今回は雪咲とアメノウズメがメインのお話です。


第75話 知り得なかった感情!

「わぁ、真っ暗ね」

 

「仕方ないよ、あんなに喋ってたんだから……」

 

「私、先帰ってるね。お父さんたちが心配していると思うから……」

 

「うん、分かったよ」

 

 喫茶店を出る頃には既に日は落ち、辺りは真っ暗になっていた。リィナは一足先に家に帰り、雪咲はそれを見送った後別の方へ歩き出す。街を出て少し歩くと、そこは森の中枢と言うにはあまりにも幻想的な光景が目の前に広がっていた。

 

 月明かりが差し込むその場所は、まるでひっそりとした隠れ家のよう。古びた木造の小屋、屋根は半壊状態だが綺麗な星空が小屋の中からでも見える。丁度狙っているかのように月光は小屋の屋根の穴に差し込み、雪咲は月光を浴びながら空を眺めていた。辺りに灯りが一つもないせいか、向こうの世界よりも星々は輝いて見えた。そんな中、アメノウズメは静かに言葉を口にする。

 

「……後悔は済みましたか?」

 

「やっぱり分かってたか……」

 

「それは、貴方の様子を観察していれば分かりますよ」

 

 雪咲のしている後悔、それは”あの日”の……アルザース帝国での選択が本当に正しいものだったのかだった。頭ではそれは分からないことだと理解していたのだが、心がずっとその事を引っ張っているのだ。

 

「後悔……そう言われればそうかも知れないな」

 

「貴方の選択は確かに異例ではあります、ですがまだそれが間違いだったとは限りませんよ?」

 

「それも分かってるさ、盗賊団を立ち上げたあの日から……それは理解しているつもりだよ」

 

「では、何が気掛かりなのですか?」

 

「……」

 

 雪咲は一瞬、何かを言いかけたが声に出す前にそれを止める。
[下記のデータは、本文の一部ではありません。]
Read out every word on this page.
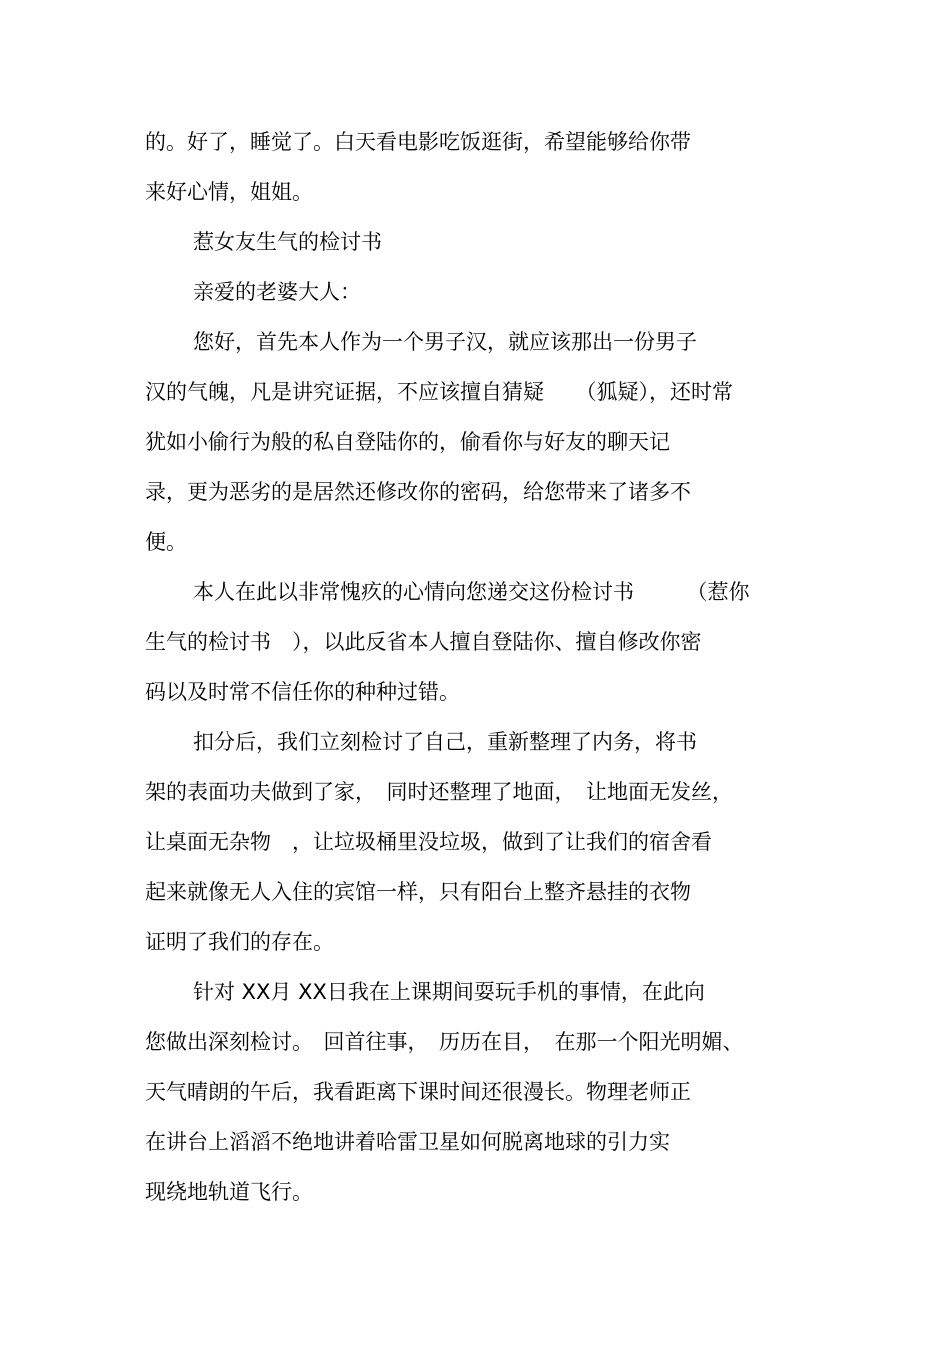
的。好了，睡觉了。白天看电影吃饭逛街，希望能够给你带

来好心情，姐姐。

惹女友生气的检讨书

亲爱的老婆大人：

您好，首先本人作为一个男子汉，就应该那出一份男子

汉的气魄，凡是讲究证据，不应该擅自猜疑　　（狐疑），还时常

犹如小偷行为般的私自登陆你的，偷看你与好友的聊天记

录，更为恶劣的是居然还修改你的密码，给您带来了诸多不

便。

本人在此以非常愧疚的心情向您递交这份检讨书　　　（惹你

生气的检讨书　），以此反省本人擅自登陆你、擅自修改你密

码以及时常不信任你的种种过错。

扣分后，我们立刻检讨了自己，重新整理了内务，将书

架的表面功夫做到了家，　同时还整理了地面，　让地面无发丝，

让桌面无杂物　，让垃圾桶里没垃圾，做到了让我们的宿舍看

起来就像无人入住的宾馆一样，只有阳台上整齐悬挂的衣物

证明了我们的存在。

针对 XX月 XX日我在上课期间耍玩手机的事情，在此向

您做出深刻检讨。　回首往事，　历历在目，　在那一个阳光明媚、

天气晴朗的午后，我看距离下课时间还很漫长。物理老师正

在讲台上滔滔不绝地讲着哈雷卫星如何脱离地球的引力实

现绕地轨道飞行。
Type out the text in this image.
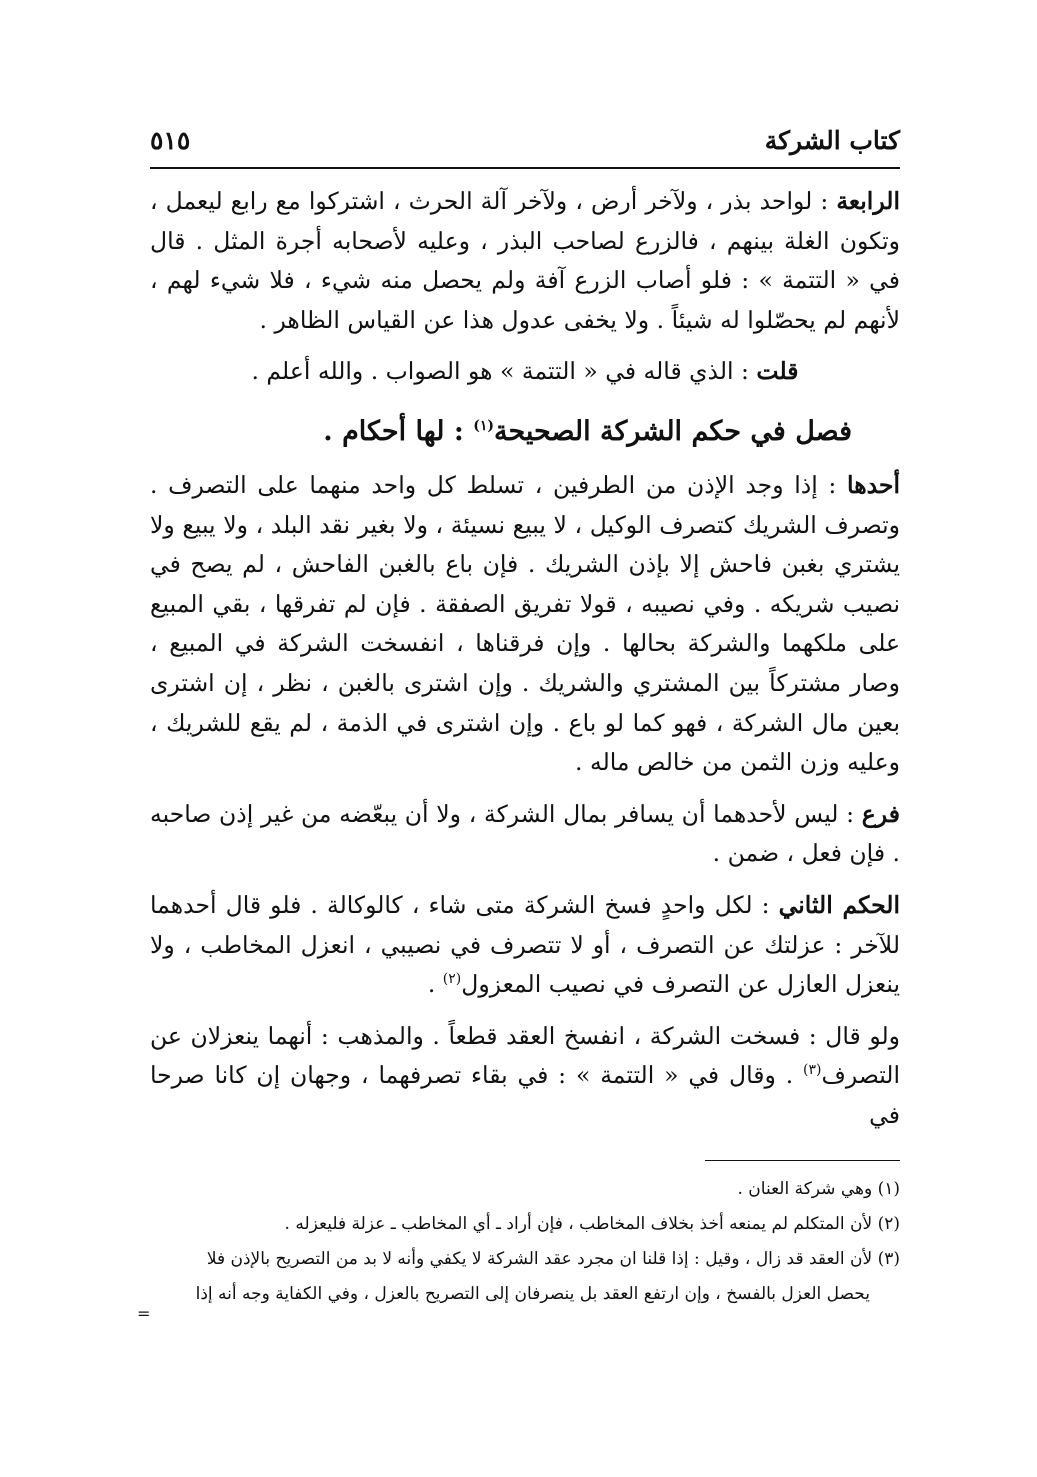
٥١٥	كتاب الشركة

الرابعة : لواحد بذر ، ولآخر أرض ، ولآخر آلة الحرث ، اشتركوا مع رابع ليعمل ، وتكون الغلة بينهم ، فالزرع لصاحب البذر ، وعليه لأصحابه أجرة المثل . قال في « التتمة » : فلو أصاب الزرع آفة ولم يحصل منه شيء ، فلا شيء لهم ، لأنهم لم يحصّلوا له شيئاً . ولا يخفى عدول هذا عن القياس الظاهر .

قلت : الذي قاله في « التتمة » هو الصواب . والله أعلم .

فصل في حكم الشركة الصحيحة$^{(١)}$ : لها أحكام .

أحدها : إذا وجد الإذن من الطرفين ، تسلط كل واحد منهما على التصرف . وتصرف الشريك كتصرف الوكيل ، لا يبيع نسيئة ، ولا بغير نقد البلد ، ولا يبيع ولا يشتري بغبن فاحش إلا بإذن الشريك . فإن باع بالغبن الفاحش ، لم يصح في نصيب شريكه . وفي نصيبه ، قولا تفريق الصفقة . فإن لم تفرقها ، بقي المبيع على ملكهما والشركة بحالها . وإن فرقناها ، انفسخت الشركة في المبيع ، وصار مشتركاً بين المشتري والشريك . وإن اشترى بالغبن ، نظر ، إن اشترى بعين مال الشركة ، فهو كما لو باع . وإن اشترى في الذمة ، لم يقع للشريك ، وعليه وزن الثمن من خالص ماله .

فرع : ليس لأحدهما أن يسافر بمال الشركة ، ولا أن يبعّضه من غير إذن صاحبه . فإن فعل ، ضمن .

الحكم الثاني : لكل واحدٍ فسخ الشركة متى شاء ، كالوكالة . فلو قال أحدهما للآخر : عزلتك عن التصرف ، أو لا تتصرف في نصيبي ، انعزل المخاطب ، ولا ينعزل العازل عن التصرف في نصيب المعزول$^{(٢)}$ .

ولو قال : فسخت الشركة ، انفسخ العقد قطعاً . والمذهب : أنهما ينعزلان عن التصرف$^{(٣)}$ . وقال في « التتمة » : في بقاء تصرفهما ، وجهان إن كانا صرحا في

(١) وهي شركة العنان .

(٢) لأن المتكلم لم يمنعه أخذ بخلاف المخاطب ، فإن أراد ـ أي المخاطب ـ عزلة فليعزله .

(٣) لأن العقد قد زال ، وقيل : إذا قلنا ان مجرد عقد الشركة لا يكفي وأنه لا بد من التصريح بالإذن فلا

يحصل العزل بالفسخ ، وإن ارتفع العقد بل ينصرفان إلى التصريح بالعزل ، وفي الكفاية وجه أنه إذا

=
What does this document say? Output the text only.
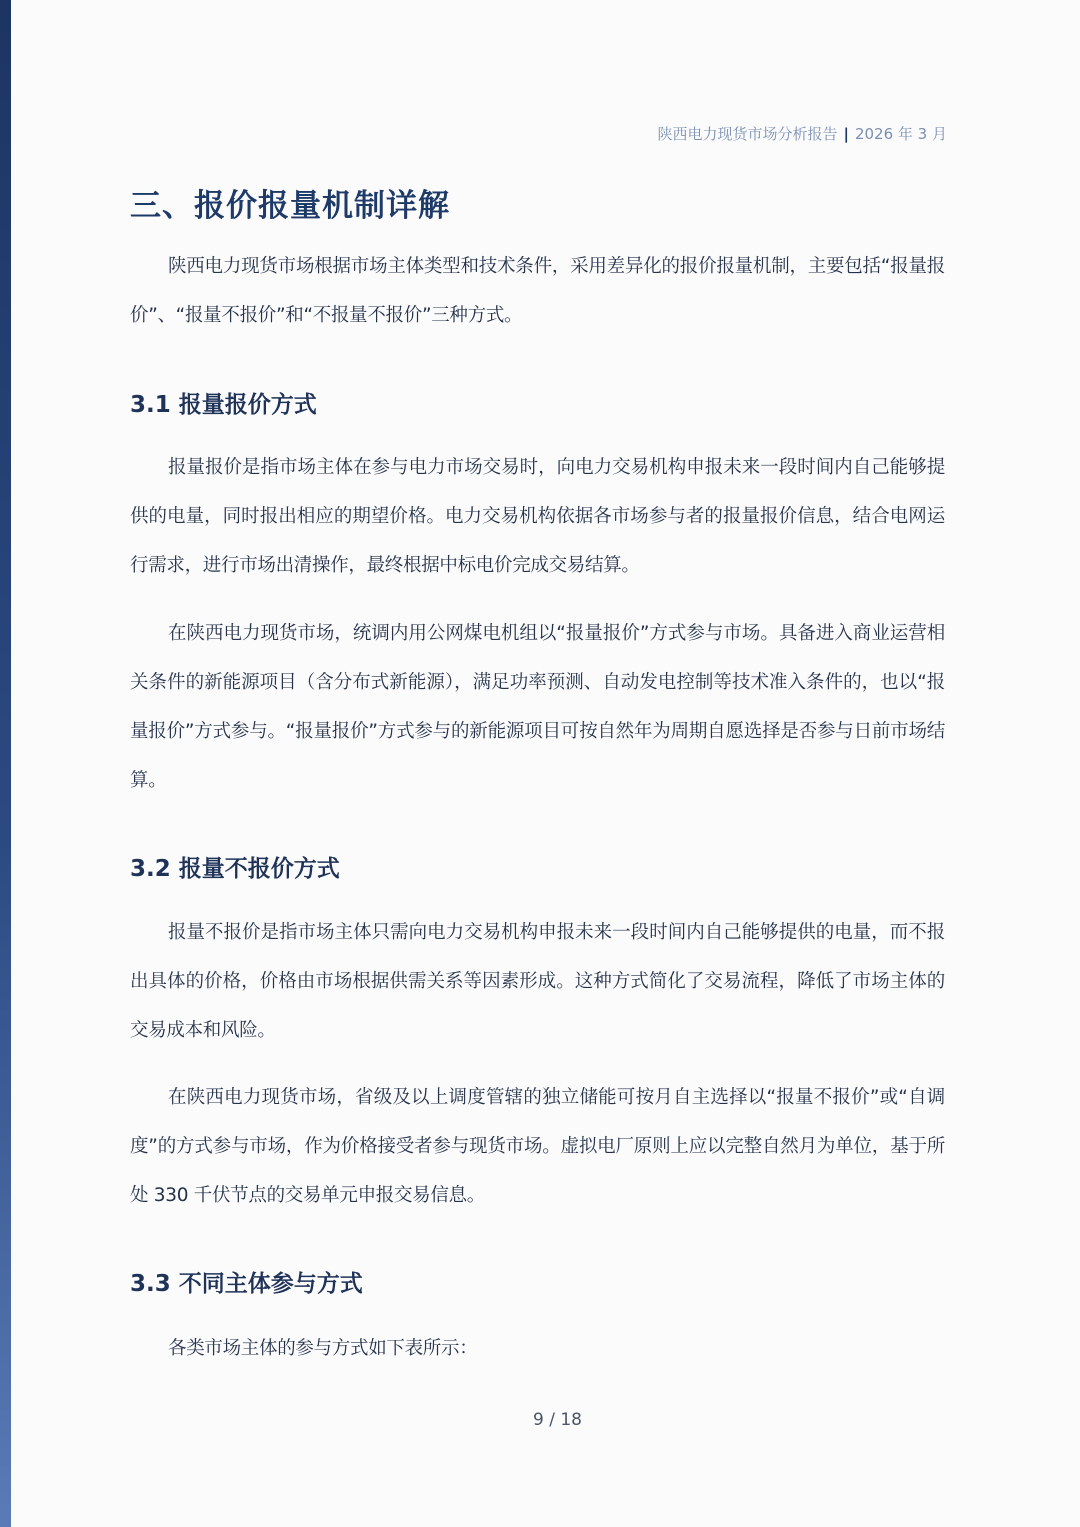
陕西电力现货市场分析报告 | 2026 年 3 月
三、报价报量机制详解

陕西电力现货市场根据市场主体类型和技术条件，采用差异化的报价报量机制，主要包括“报量报价”、“报量不报价”和“不报量不报价”三种方式。

3.1 报量报价方式

报量报价是指市场主体在参与电力市场交易时，向电力交易机构申报未来一段时间内自己能够提供的电量，同时报出相应的期望价格。电力交易机构依据各市场参与者的报量报价信息，结合电网运行需求，进行市场出清操作，最终根据中标电价完成交易结算。

在陕西电力现货市场，统调内用公网煤电机组以“报量报价”方式参与市场。具备进入商业运营相关条件的新能源项目（含分布式新能源），满足功率预测、自动发电控制等技术准入条件的，也以“报量报价”方式参与。“报量报价”方式参与的新能源项目可按自然年为周期自愿选择是否参与日前市场结算。

3.2 报量不报价方式

报量不报价是指市场主体只需向电力交易机构申报未来一段时间内自己能够提供的电量，而不报出具体的价格，价格由市场根据供需关系等因素形成。这种方式简化了交易流程，降低了市场主体的交易成本和风险。

在陕西电力现货市场，省级及以上调度管辖的独立储能可按月自主选择以“报量不报价”或“自调度”的方式参与市场，作为价格接受者参与现货市场。虚拟电厂原则上应以完整自然月为单位，基于所处 330 千伏节点的交易单元申报交易信息。

3.3 不同主体参与方式

各类市场主体的参与方式如下表所示：

9 / 18
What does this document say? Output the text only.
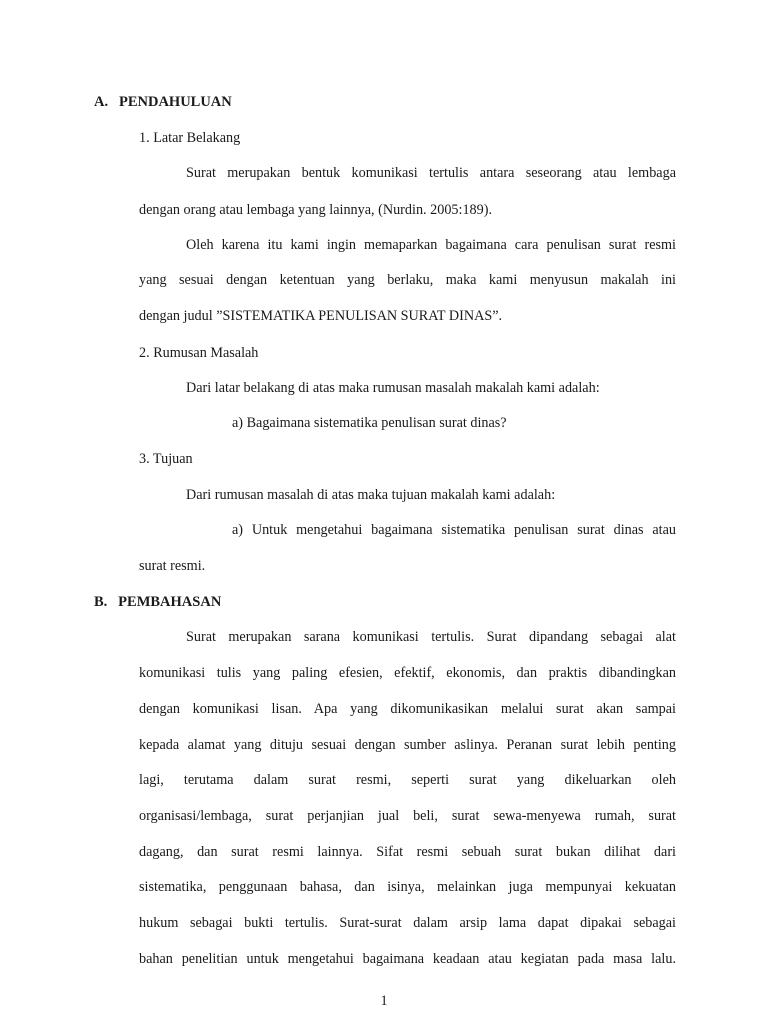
A.   PENDAHULUAN
1. Latar Belakang
Surat merupakan bentuk komunikasi tertulis antara seseorang atau lembaga
dengan orang atau lembaga yang lainnya, (Nurdin. 2005:189).
Oleh karena itu kami ingin memaparkan bagaimana cara penulisan surat resmi
yang sesuai dengan ketentuan yang berlaku, maka kami menyusun makalah ini
dengan judul ”SISTEMATIKA PENULISAN SURAT DINAS”.
2. Rumusan Masalah
Dari latar belakang di atas maka rumusan masalah makalah kami adalah:
a) Bagaimana sistematika penulisan surat dinas?
3. Tujuan
Dari rumusan masalah di atas maka tujuan makalah kami adalah:
a) Untuk mengetahui bagaimana sistematika penulisan surat dinas atau
surat resmi.
B.   PEMBAHASAN
Surat merupakan sarana komunikasi tertulis. Surat dipandang sebagai alat
komunikasi tulis yang paling efesien, efektif, ekonomis, dan praktis dibandingkan
dengan komunikasi lisan. Apa yang dikomunikasikan melalui surat akan sampai
kepada alamat yang dituju sesuai dengan sumber aslinya. Peranan surat lebih penting
lagi, terutama dalam surat resmi, seperti surat yang dikeluarkan oleh
organisasi/lembaga, surat perjanjian jual beli, surat sewa-menyewa rumah, surat
dagang, dan surat resmi lainnya. Sifat resmi sebuah surat bukan dilihat dari
sistematika, penggunaan bahasa, dan isinya, melainkan juga mempunyai kekuatan
hukum sebagai bukti tertulis. Surat-surat dalam arsip lama dapat dipakai sebagai
bahan penelitian untuk mengetahui bagaimana keadaan atau kegiatan pada masa lalu.
1
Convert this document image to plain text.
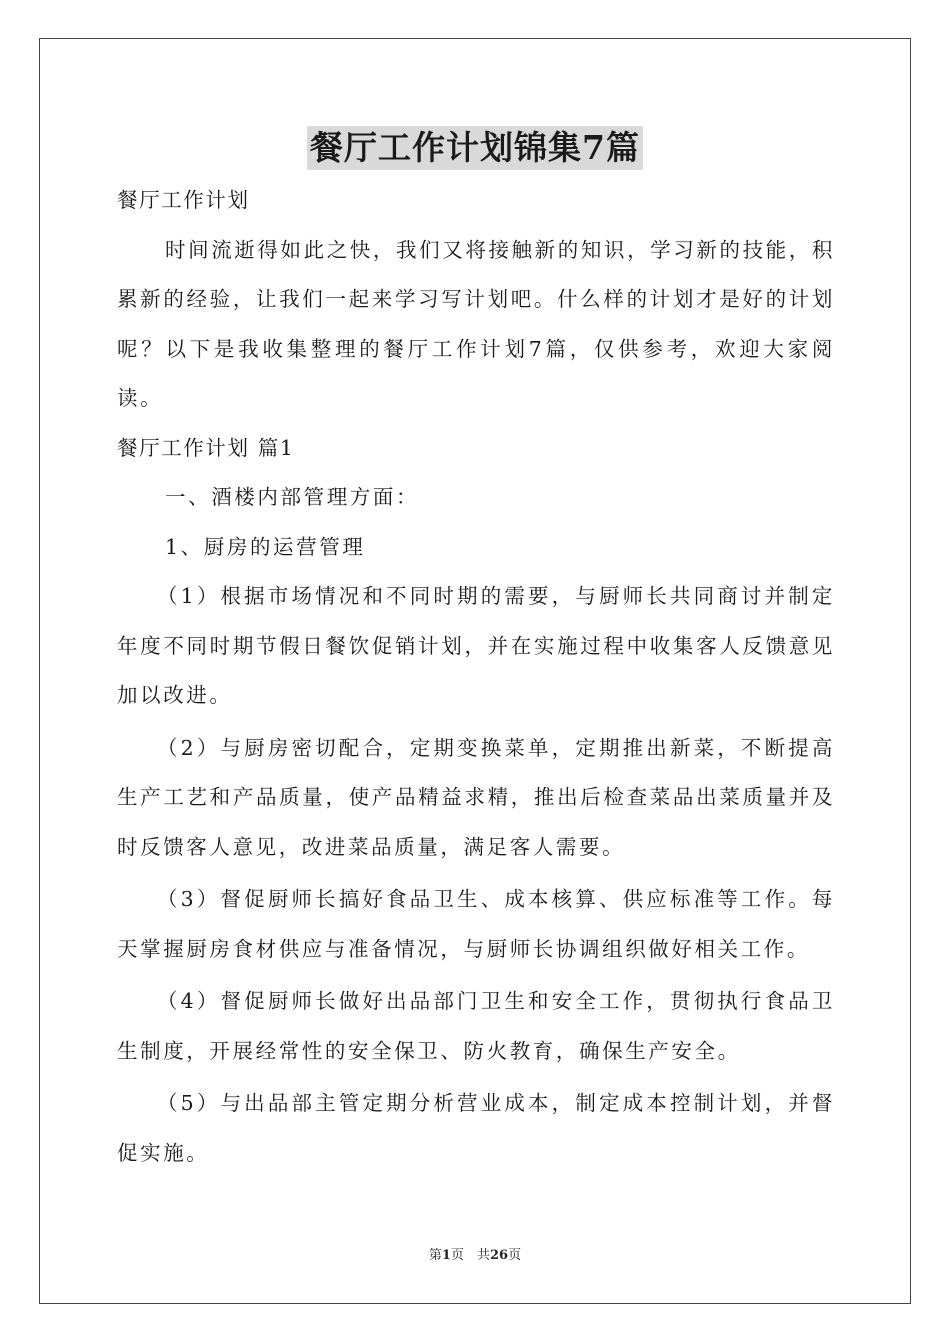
餐厅工作计划锦集7篇

餐厅工作计划

时间流逝得如此之快，我们又将接触新的知识，学习新的技能，积累新的经验，让我们一起来学习写计划吧。什么样的计划才是好的计划呢？以下是我收集整理的餐厅工作计划7篇，仅供参考，欢迎大家阅读。

餐厅工作计划 篇1

一、酒楼内部管理方面：

1、厨房的运营管理

（1）根据市场情况和不同时期的需要，与厨师长共同商讨并制定年度不同时期节假日餐饮促销计划，并在实施过程中收集客人反馈意见加以改进。

（2）与厨房密切配合，定期变换菜单，定期推出新菜，不断提高生产工艺和产品质量，使产品精益求精，推出后检查菜品出菜质量并及时反馈客人意见，改进菜品质量，满足客人需要。

（3）督促厨师长搞好食品卫生、成本核算、供应标准等工作。每天掌握厨房食材供应与准备情况，与厨师长协调组织做好相关工作。

（4）督促厨师长做好出品部门卫生和安全工作，贯彻执行食品卫生制度，开展经常性的安全保卫、防火教育，确保生产安全。

（5）与出品部主管定期分析营业成本，制定成本控制计划，并督促实施。

第1页　共26页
そして無言のまま、ゆっくりと空を見上げる。

 

「……では、雪咲は皓さん達と旅をしたかったのですか?」

 

「それは……あるかも知れない、もし死んでなければあるいは……」

 

「仮に雪咲が行きたままこの世界に来たとしたら、その場合はどうします?」

 

「……それは」

 

”一緒に旅がしたいに決まっている”

 

 その言葉が喉の中央辺りまで出掛かるが、またもや口を閉ざしてしまう。ただ一言言えば済む話なのに、頑なに心がそれを言いたがらなかった。

 

”あれだけ身勝手なこと言って、結局は寂しいんですね”

 

 アメノウズメは心の中で思いとどめ、クスッと優しく微笑む。

 

「……何?」

 

「いえ、何でもありませんよ」

 

 ムスッと頬を膨らませる雪咲、アメノウズメは微笑みながらも優しく抱きしめる。

 

「……!?」

 

 動揺して言葉がうまく出せない中、それでも尚アメノウズメは抱きしめ続けた。そして優しく頭を撫でると、雪咲は完全に身動きを取るのを止める。

 

「良いんですよ……寂しがったって、寂しいと思うのは人間だけでは無いのですから」

 

「寂しい……のかな、俺……」

 

「その感情は間違いなくそうですよ」

 

「でも、俺は殆ど一人で……いや、違う」

 

”思い返してみると、いつも皓が一緒に居てくれた。2人だったからこそ、色んな辛いことも乗り越えられたのかも知れない……”

 

 気が付けば、雪咲は小さく嗚咽を漏らしながら涙を零していた。そして、寂しいと言う感情が初めて芽生えた瞬間でもあった。




次話は、雪咲とリィナがメインのお話にしようかなと思っております。